Fine. Call it black-and-white thinking if they liked. A failure of perspective-taking. A lack of empathy—that one always bothered him the most, setting a spark of anger up his spine. To Preston, anything else was simply trying to blur the line between right and wrong. “We are not doing this,” he told the principal, hands gripping both armrests. “Unless this school is okay with teaching a boy that as long as a girl doesn’t say no in just the right way he can take whatever he likes?” Swann’s eyebrows shot up. “No?”
The principal shook his head. “Physical violence still—”
“No one noticed or helped.” Preston’s slow, certain words were almost strangled by the emotion tightening his throat. He swallowed down his own remorse. “Lacey wasn’t given the support her disability requires. She was bullied. If the school wants to promote a safe environment for everyone , I hope it intervenes sooner next time.” He stood. “I’m taking Lacey home.”
“All right.” Swann’s voice followed him out of the office.
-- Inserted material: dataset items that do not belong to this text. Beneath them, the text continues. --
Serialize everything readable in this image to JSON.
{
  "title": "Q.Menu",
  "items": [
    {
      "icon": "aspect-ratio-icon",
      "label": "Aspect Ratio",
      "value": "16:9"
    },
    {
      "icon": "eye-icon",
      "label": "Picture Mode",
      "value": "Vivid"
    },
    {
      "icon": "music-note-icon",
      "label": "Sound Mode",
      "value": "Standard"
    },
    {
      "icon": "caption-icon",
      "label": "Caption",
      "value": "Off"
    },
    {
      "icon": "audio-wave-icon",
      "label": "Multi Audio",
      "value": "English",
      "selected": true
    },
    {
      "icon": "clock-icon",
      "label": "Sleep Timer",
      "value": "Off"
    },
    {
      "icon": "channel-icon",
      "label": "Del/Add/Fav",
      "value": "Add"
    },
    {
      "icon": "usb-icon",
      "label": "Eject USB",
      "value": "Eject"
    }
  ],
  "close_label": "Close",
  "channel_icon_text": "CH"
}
Preston was already grabbing his bag and the backpack and jerking his head at Lacey. “Let’s go, Lace Face.”
Outside, they climbed onto their bikes and buckled their helmets, Lacey’s with iridescent stars stuck all over it. “Strawberry yogurt smoothies when we get home?” he asked. Her toothy smile at this almost soothed the unease stirring through his chest. If only he could fix everything else as easily as with a snack.
He dug his foot back to lift his kickstand. Bullies. That was the problem. And nobody doing anything about it. It started with stealing sandwiches without consequences, and then they grew up to try to tell everyone in town what they weren’t allowed to read.
He’d work on those notes for the town hall meeting tonight, after giving his piano lessons and ineffectively enforcing Lacey’s bedtime. He’d be ready the next time he faced one of those book banners. No matter how pretty. At least he could try to save the books and the clubs and his job. Even if he wasn’t confident it would turn out well.
Nothing halfway. Knowing himself, it would be a complete disaster.